Home Gardens for Improved Food Security and Livelihoods demonstrates how home gardens hold particular significance for resource-poor and marginalized communities in developing countries, and how they offer a versatile strategy toward building local and more resilient food systems.
With food and nutritional security being a major global challenge, there is an urgent need to find innovative ways to increase food production and diversify food sources while increasing income-generating opportunities for communities faced with hunger and poverty. This book shows that when implemented properly, home gardens can become just such an innovative solution, as well as an integral part of sustainable food security programs. It provides a conceptual overview of social, economic, environmental and nutritional issues related to home gardening in diverse contexts, including gender issues and biodiversity conservation, and presents case studies from Africa, Asia and Latin America highlighting home gardening experiences and initiatives. The volume concludes with a synthesis of key lessons learned and ways forward for further enhancing home gardens for sustainable food security and development.

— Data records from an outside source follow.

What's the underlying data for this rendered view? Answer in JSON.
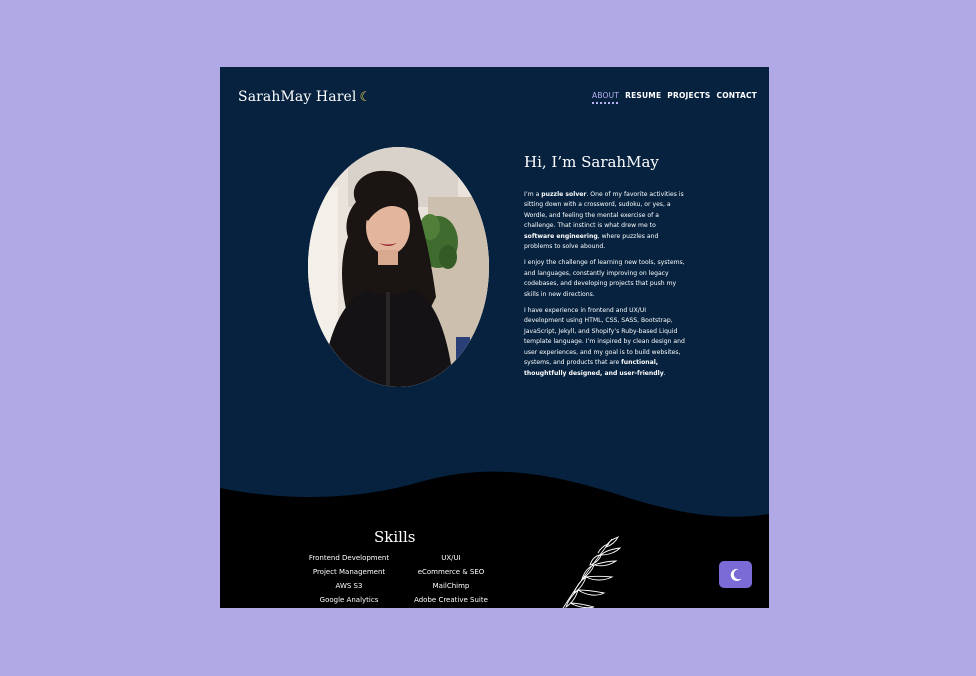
{
  "colors": {
    "page_bg": "#b1a8e6",
    "site_bg": "#06223f",
    "footer_bg": "#000000",
    "accent": "#7a6bd6"
  },
  "header": {
    "logo_text": "SarahMay Harel",
    "logo_icon": "crescent-moon-icon"
  },
  "nav": {
    "items": [
      {
        "label": "ABOUT"
      },
      {
        "label": "RESUME"
      },
      {
        "label": "PROJECTS"
      },
      {
        "label": "CONTACT"
      }
    ]
  },
  "about": {
    "heading": "Hi, I’m SarahMay",
    "p1_a": "I’m a ",
    "p1_b": "puzzle solver",
    "p1_c": ". One of my favorite activities is sitting down with a crossword, sudoku, or yes, a Wordle, and feeling the mental exercise of a challenge. That instinct is what drew me to ",
    "p1_d": "software engineering",
    "p1_e": ", where puzzles and problems to solve abound.",
    "p2": "I enjoy the challenge of learning new tools, systems, and languages, constantly improving on legacy codebases, and developing projects that push my skills in new directions.",
    "p3_a": "I have experience in frontend and UX/UI development using HTML, CSS, SASS, Bootstrap, JavaScript, Jekyll, and Shopify’s Ruby-based Liquid template language. I’m inspired by clean design and user experiences, and my goal is to build websites, systems, and products that are ",
    "p3_b": "functional, thoughtfully designed, and user-friendly",
    "p3_c": "."
  },
  "skills": {
    "title": "Skills",
    "items": [
      "Frontend Development",
      "UX/UI",
      "Project Management",
      "eCommerce & SEO",
      "AWS S3",
      "MailChimp",
      "Google Analytics",
      "Adobe Creative Suite"
    ]
  },
  "theme_toggle": {
    "icon": "moon-icon"
  }
}
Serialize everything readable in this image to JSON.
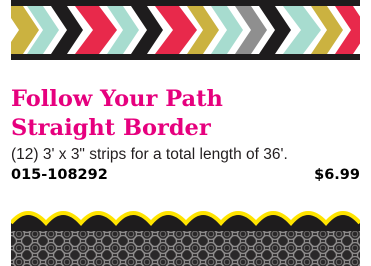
{
  "product": {
    "title_line1": "Follow Your Path",
    "title_line2": "Straight Border",
    "description": "(12) 3' x 3\" strips for a total length of 36'.",
    "sku": "015-108292",
    "price": "$6.99",
    "image_icon": "chevron-border-image"
  },
  "next_product": {
    "image_icon": "scalloped-border-image"
  },
  "colors": {
    "title": "#e6007e",
    "text": "#231f20",
    "chevron_red": "#e8294b",
    "chevron_mint": "#a7dccf",
    "chevron_gold": "#cbb240",
    "chevron_gray": "#8f8f8f",
    "border_black": "#1e1c1d",
    "scallop_yellow": "#ffe400"
  }
}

This book will be a useful read for students and scholars working on local food systems, food security, sustainable development and more broadly development strategy.
Table of Contents
Preface and Acknowledgement List of tables, figures, boxes and photos List of contributors Foreword by Ruddell Freed 1. Understanding the Global Practice of Home Gardening 2. Home Gardens for Nutritional Security of Men, Women and Children 3. Keeping it Close to Home: Home Gardens and Biodiversity Conservation 4. Gender and Home Gardens: Towards Food Security and Women’s Empowerment 5. Home gardens for Better Health and Nutrition in Mozambique 6. Home Garden Experiences in Costa Rica 7. Bio-innovations towards Sustainable Agriculture: Success Stories from India 8. Home Gardens as a Resilience Strategy for Enhancing Food Security and Livelihoods in Post–Crisis Situations: A Case Study of Sri Lanka 9. Complementarity Between Home Gardening and Livestock Production System in Nepal 10. Kitchen Vegetable Gardens for Food and Nutritional Security of Poorest in Rural India–Experiences of Aga Khan Rural Support Programme 11. Lessons Learned and the Way Forward on Home Gardens Index
D. Hashini Galhena Dissanayake is Assistant Professor in the College of Agriculture and Natural Resources and James Madison College.
Karimbhai M. Maredia is Professor in the College of Agriculture and Natural Resources, Michigan State University.